1. SC (Source Correct)
2. CR (Correct Rejection)
3. SI (Source Incorrect)
4. Miss 
5. FA  (False Alarm)

## *label for the source response*

1. RS (Remember Source)
2. RO (Remember Other)
3. F (Familiarity)
4. MN (Maybe New) 
5. SN (Sure New)


In [2]:
# class attributes
source_info = ["SC", "CR", "SI", "M", "FA"]
response_info = ["RS", "RO", "F", "MN", "SN"]

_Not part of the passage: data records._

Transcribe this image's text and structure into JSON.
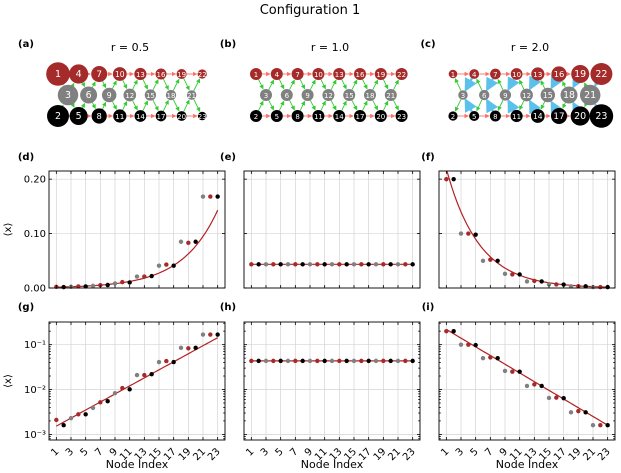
{
  "figure": {
    "title": "Configuration 1",
    "colors": {
      "red": "#a52a2a",
      "gray": "#808080",
      "black": "#000000",
      "fit": "#b22222",
      "edge_red": "#ff6f61",
      "edge_green": "#32cd32",
      "edge_blue": "#5bc0eb"
    }
  },
  "networks": [
    {
      "panel": "(a)",
      "title": "r = 0.5",
      "r": 0.5,
      "top": [
        1,
        4,
        7,
        10,
        13,
        16,
        19,
        22
      ],
      "mid": [
        3,
        6,
        9,
        12,
        15,
        18,
        21
      ],
      "bottom": [
        2,
        5,
        8,
        11,
        14,
        17,
        20,
        23
      ]
    },
    {
      "panel": "(b)",
      "title": "r = 1.0",
      "r": 1.0,
      "top": [
        1,
        4,
        7,
        10,
        13,
        16,
        19,
        22
      ],
      "mid": [
        3,
        6,
        9,
        12,
        15,
        18,
        21
      ],
      "bottom": [
        2,
        5,
        8,
        11,
        14,
        17,
        20,
        23
      ]
    },
    {
      "panel": "(c)",
      "title": "r = 2.0",
      "r": 2.0,
      "top": [
        1,
        4,
        7,
        10,
        13,
        16,
        19,
        22
      ],
      "mid": [
        3,
        6,
        9,
        12,
        15,
        18,
        21
      ],
      "bottom": [
        2,
        5,
        8,
        11,
        14,
        17,
        20,
        23
      ]
    }
  ],
  "chart_data": [
    {
      "panel": "(d)",
      "type": "scatter",
      "scale": "linear",
      "ylabel": "⟨x⟩",
      "xlabel": "",
      "ylim": [
        0,
        0.215
      ],
      "yticks": [
        0.0,
        0.1,
        0.2
      ],
      "ytick_labels": [
        "0.00",
        "0.10",
        "0.20"
      ],
      "xlim": [
        0,
        24
      ],
      "xticks": [
        1,
        3,
        5,
        7,
        9,
        11,
        13,
        15,
        17,
        19,
        21,
        23
      ],
      "show_xtick_labels": false,
      "x": [
        1,
        2,
        3,
        4,
        5,
        6,
        7,
        8,
        9,
        10,
        11,
        12,
        13,
        14,
        15,
        16,
        17,
        18,
        19,
        20,
        21,
        22,
        23
      ],
      "y": [
        0.0021,
        0.0016,
        0.0023,
        0.0028,
        0.0028,
        0.0039,
        0.0052,
        0.0055,
        0.0083,
        0.0108,
        0.0101,
        0.021,
        0.021,
        0.022,
        0.041,
        0.043,
        0.041,
        0.085,
        0.083,
        0.085,
        0.168,
        0.168,
        0.168
      ],
      "fit": {
        "kind": "exp",
        "a": 0.00153,
        "b": 0.2063
      }
    },
    {
      "panel": "(e)",
      "type": "scatter",
      "scale": "linear",
      "ylabel": "",
      "xlabel": "",
      "ylim": [
        0,
        0.215
      ],
      "yticks": [
        0.0,
        0.1,
        0.2
      ],
      "ytick_labels": [
        "",
        "",
        ""
      ],
      "xlim": [
        0,
        24
      ],
      "xticks": [
        1,
        3,
        5,
        7,
        9,
        11,
        13,
        15,
        17,
        19,
        21,
        23
      ],
      "show_xtick_labels": false,
      "x": [
        1,
        2,
        3,
        4,
        5,
        6,
        7,
        8,
        9,
        10,
        11,
        12,
        13,
        14,
        15,
        16,
        17,
        18,
        19,
        20,
        21,
        22,
        23
      ],
      "y": [
        0.0435,
        0.0435,
        0.0435,
        0.0435,
        0.0435,
        0.0435,
        0.0435,
        0.0435,
        0.0435,
        0.0435,
        0.0435,
        0.0435,
        0.0435,
        0.0435,
        0.0435,
        0.0435,
        0.0435,
        0.0435,
        0.0435,
        0.0435,
        0.0435,
        0.0435,
        0.0435
      ],
      "fit": {
        "kind": "exp",
        "a": 0.0435,
        "b": 0
      }
    },
    {
      "panel": "(f)",
      "type": "scatter",
      "scale": "linear",
      "ylabel": "",
      "xlabel": "",
      "ylim": [
        0,
        0.215
      ],
      "yticks": [
        0.0,
        0.1,
        0.2
      ],
      "ytick_labels": [
        "",
        "",
        ""
      ],
      "xlim": [
        0,
        24
      ],
      "xticks": [
        1,
        3,
        5,
        7,
        9,
        11,
        13,
        15,
        17,
        19,
        21,
        23
      ],
      "show_xtick_labels": false,
      "x": [
        1,
        2,
        3,
        4,
        5,
        6,
        7,
        8,
        9,
        10,
        11,
        12,
        13,
        14,
        15,
        16,
        17,
        18,
        19,
        20,
        21,
        22,
        23
      ],
      "y": [
        0.2,
        0.2,
        0.1,
        0.1,
        0.098,
        0.05,
        0.052,
        0.05,
        0.026,
        0.025,
        0.025,
        0.012,
        0.013,
        0.012,
        0.0065,
        0.0066,
        0.0064,
        0.0031,
        0.0033,
        0.0031,
        0.0016,
        0.0016,
        0.0016
      ],
      "fit": {
        "kind": "exp",
        "a": 0.2188,
        "b": -0.2234
      }
    },
    {
      "panel": "(g)",
      "type": "scatter",
      "scale": "log",
      "ylabel": "⟨x⟩",
      "xlabel": "Node Index",
      "ylim": [
        0.00075,
        0.32
      ],
      "yticks": [
        0.001,
        0.01,
        0.1
      ],
      "ytick_labels": [
        "10⁻³",
        "10⁻²",
        "10⁻¹"
      ],
      "xlim": [
        0,
        24
      ],
      "xticks": [
        1,
        3,
        5,
        7,
        9,
        11,
        13,
        15,
        17,
        19,
        21,
        23
      ],
      "show_xtick_labels": true,
      "x": [
        1,
        2,
        3,
        4,
        5,
        6,
        7,
        8,
        9,
        10,
        11,
        12,
        13,
        14,
        15,
        16,
        17,
        18,
        19,
        20,
        21,
        22,
        23
      ],
      "y": [
        0.0021,
        0.0016,
        0.0023,
        0.0028,
        0.0028,
        0.0039,
        0.0052,
        0.0055,
        0.0083,
        0.0108,
        0.0101,
        0.021,
        0.021,
        0.022,
        0.041,
        0.043,
        0.041,
        0.085,
        0.083,
        0.085,
        0.168,
        0.168,
        0.168
      ],
      "fit": {
        "kind": "exp",
        "a": 0.00153,
        "b": 0.2063
      }
    },
    {
      "panel": "(h)",
      "type": "scatter",
      "scale": "log",
      "ylabel": "",
      "xlabel": "Node Index",
      "ylim": [
        0.00075,
        0.32
      ],
      "yticks": [
        0.001,
        0.01,
        0.1
      ],
      "ytick_labels": [
        "",
        "",
        ""
      ],
      "xlim": [
        0,
        24
      ],
      "xticks": [
        1,
        3,
        5,
        7,
        9,
        11,
        13,
        15,
        17,
        19,
        21,
        23
      ],
      "show_xtick_labels": true,
      "x": [
        1,
        2,
        3,
        4,
        5,
        6,
        7,
        8,
        9,
        10,
        11,
        12,
        13,
        14,
        15,
        16,
        17,
        18,
        19,
        20,
        21,
        22,
        23
      ],
      "y": [
        0.0435,
        0.0435,
        0.0435,
        0.0435,
        0.0435,
        0.0435,
        0.0435,
        0.0435,
        0.0435,
        0.0435,
        0.0435,
        0.0435,
        0.0435,
        0.0435,
        0.0435,
        0.0435,
        0.0435,
        0.0435,
        0.0435,
        0.0435,
        0.0435,
        0.0435,
        0.0435
      ],
      "fit": {
        "kind": "exp",
        "a": 0.0435,
        "b": 0
      }
    },
    {
      "panel": "(i)",
      "type": "scatter",
      "scale": "log",
      "ylabel": "",
      "xlabel": "Node Index",
      "ylim": [
        0.00075,
        0.32
      ],
      "yticks": [
        0.001,
        0.01,
        0.1
      ],
      "ytick_labels": [
        "",
        "",
        ""
      ],
      "xlim": [
        0,
        24
      ],
      "xticks": [
        1,
        3,
        5,
        7,
        9,
        11,
        13,
        15,
        17,
        19,
        21,
        23
      ],
      "show_xtick_labels": true,
      "x": [
        1,
        2,
        3,
        4,
        5,
        6,
        7,
        8,
        9,
        10,
        11,
        12,
        13,
        14,
        15,
        16,
        17,
        18,
        19,
        20,
        21,
        22,
        23
      ],
      "y": [
        0.2,
        0.2,
        0.1,
        0.1,
        0.098,
        0.05,
        0.052,
        0.05,
        0.026,
        0.025,
        0.025,
        0.012,
        0.013,
        0.012,
        0.0065,
        0.0066,
        0.0064,
        0.0031,
        0.0033,
        0.0031,
        0.0016,
        0.0016,
        0.0016
      ],
      "fit": {
        "kind": "exp",
        "a": 0.2188,
        "b": -0.2234
      }
    }
  ]
}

# the x-axis on the projection graph
x_axis = [(1, 1), (3, 1), (5, 1), (1, 2), (5, 2), (1, 3), (3, 3), (5, 3), (4, 4), (2, 4), (4, 5), (2, 5)]

# Summary Function

In [3]:
def clf_summary(clf, exp):
    
    file_path = f"data_imbalLDA_{exp}.mat"
    data_preproc = preproc(file_path, exp)
    if clf == "SN_vs_MN":
        pos1, neg1 = data_preproc.filter_index(2,5,2,4)
        pos2, neg2 = data_preproc.filter_index(4,5,4,4)
    elif clf == "F_vs_CR":
        pos1, neg1 = data_preproc.filter_index(1,3,2,4)
        pos2, neg2 = data_preproc.filter_index(3,3,2,5)
    else:
        raise ValueError("Unknown Classifier")
    pos_idx, neg_idx = data_preproc.merge_two_class(pos1, neg1, pos2, neg2)
    X, y, subject = data_preproc.get_data_by_index(pos_idx, neg_idx, eliminate_trails = False)
    print(f"Summary for Clf: {clf}, Exp: {exp}")
    print(f"the shape of the training features is {X.shape}")

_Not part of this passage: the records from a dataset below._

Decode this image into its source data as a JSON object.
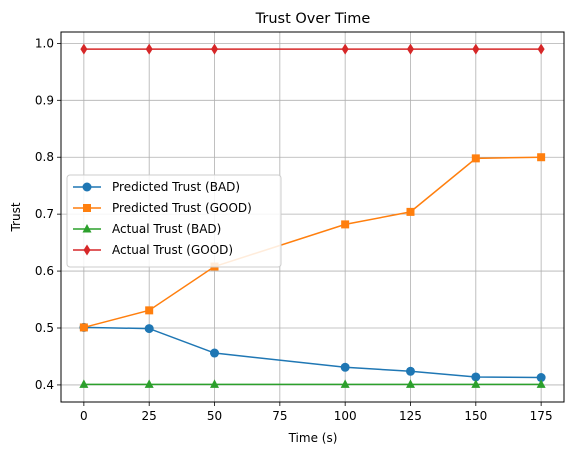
{
  "chart_data": {
    "type": "line",
    "title": "Trust Over Time",
    "xlabel": "Time (s)",
    "ylabel": "Trust",
    "x": [
      0,
      25,
      50,
      100,
      125,
      150,
      175
    ],
    "xlim": [
      -8.75,
      183.75
    ],
    "ylim": [
      0.37,
      1.02
    ],
    "xticks": [
      0,
      25,
      50,
      75,
      100,
      125,
      150,
      175
    ],
    "xtick_labels": [
      "0",
      "25",
      "50",
      "75",
      "100",
      "125",
      "150",
      "175"
    ],
    "yticks": [
      0.4,
      0.5,
      0.6,
      0.7,
      0.8,
      0.9,
      1.0
    ],
    "ytick_labels": [
      "0.4",
      "0.5",
      "0.6",
      "0.7",
      "0.8",
      "0.9",
      "1.0"
    ],
    "grid": true,
    "legend_position": "center-left",
    "series": [
      {
        "name": "Predicted Trust (BAD)",
        "color": "#1f77b4",
        "marker": "circle",
        "values": [
          0.501,
          0.499,
          0.456,
          0.431,
          0.424,
          0.414,
          0.413
        ]
      },
      {
        "name": "Predicted Trust (GOOD)",
        "color": "#ff7f0e",
        "marker": "square",
        "values": [
          0.501,
          0.531,
          0.608,
          0.682,
          0.704,
          0.798,
          0.8
        ]
      },
      {
        "name": "Actual Trust (BAD)",
        "color": "#2ca02c",
        "marker": "triangle",
        "values": [
          0.401,
          0.401,
          0.401,
          0.401,
          0.401,
          0.401,
          0.401
        ]
      },
      {
        "name": "Actual Trust (GOOD)",
        "color": "#d62728",
        "marker": "diamond",
        "values": [
          0.99,
          0.99,
          0.99,
          0.99,
          0.99,
          0.99,
          0.99
        ]
      }
    ]
  }
}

    ## use shrinkage 0 to fit the whole data and test on the whole data
    ## different solvers give the same result
    LDA = LinearDiscriminantAnalysis(shrinkage = 0, solver = 'eigen')
    LDA.fit(X, y)
    print(f"the accuracy for experiment {exp} {clf} is {LDA.score(X, y)}")

#     ## Projection graph
#     pos_idx = [10, 11]
#     neg_idx = [8, 9]
#     data_preproc.generate_projections(LDA, pos_idx, neg_idx, X, y, subject)
#     plt.title(f"{clf} Projection Experiment {exp}", fontsize = 12)
    

## Testing in different classifier and experiment number

### SN vs MN, Exp 1

In [4]:
# Python & Sklearn
clf_summary("SN_vs_MN", 1)

Summary for Clf: SN_vs_MN, Exp: 1
the shape of the training features is (3898, 72)
the accuracy for experiment 1 SN_vs_MN is 0.616213442791175


In [5]:
# Matlab & Kueida
eng.LDA_simplest_test("SN_vs_MN", 1, nargout=1)

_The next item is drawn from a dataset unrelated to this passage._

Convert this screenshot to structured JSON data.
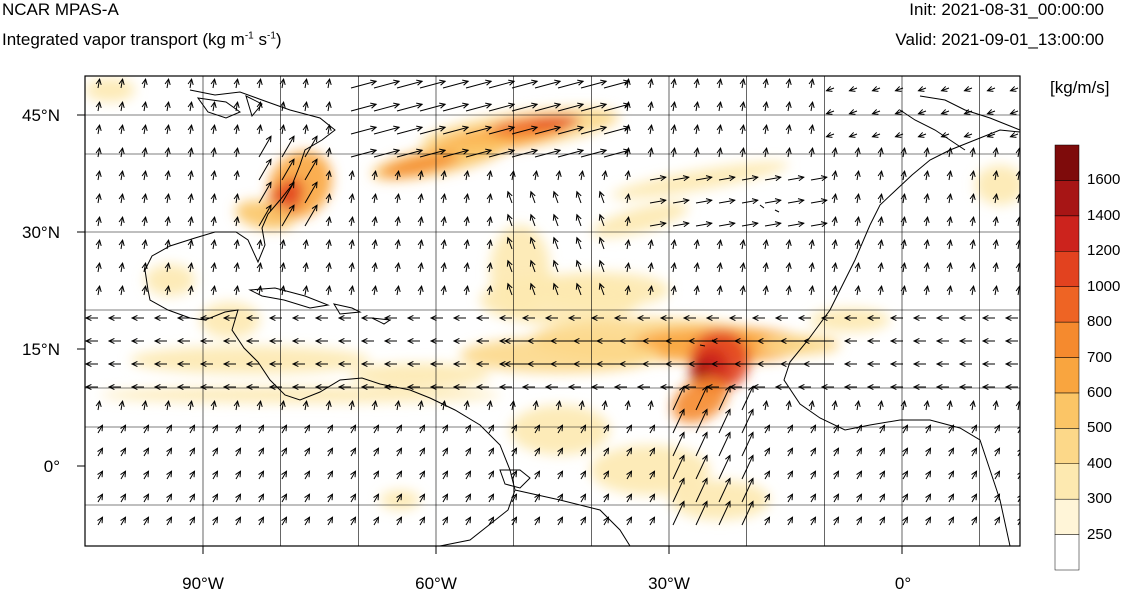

The shape of the training set is
        3898          72

the accuracy for experiment 1 SN_vs_MN is: 0.60749


0.6074910210364289

### SN vs MN, Exp 2

In [6]:
# Python & Sklearn
clf_summary("SN_vs_MN", 2)

Summary for Clf: SN_vs_MN, Exp: 2
the shape of the training features is (3133, 72)
the accuracy for experiment 2 SN_vs_MN is 0.6878391318225343


In [7]:
# Matlab & Kueida
eng.LDA_simplest_test("SN_vs_MN", 2, nargout=1)

The shape of the training set is
        3133          72

the accuracy for experiment 2 SN_vs_MN is: 0.61985


0.6198531758697734

### F vs CR, Exp 1

In [8]:
# Python & Sklearn
clf_summary("F_vs_CR", 1)

Summary for Clf: F_vs_CR, Exp: 1
the shape of the training features is (3703, 72)
the accuracy for experiment 1 F_vs_CR is 0.7051039697542533


In [9]:
# Matlab & Kueida
eng.LDA_simplest_test("F_vs_CR", 1, nargout=1)

The shape of the training set is
        3703          72

the accuracy for experiment 1 F_vs_CR is: 0.6087


0.6086956521739131

### F vs CR, Exp 2

In [10]:
# Python & Sklearn
clf_summary("F_vs_CR", 2)

Summary for Clf: F_vs_CR, Exp: 2
the shape of the training features is (3326, 72)
the accuracy for experiment 2 F_vs_CR is 0.7384245339747444


In [11]:
# Matlab & Kueida
eng.LDA_simplest_test("F_vs_CR", 2, nargout=1)

The shape of the training set is
        3326          72

the accuracy for experiment 2 F_vs_CR is: 0.59321


0.5932050511124474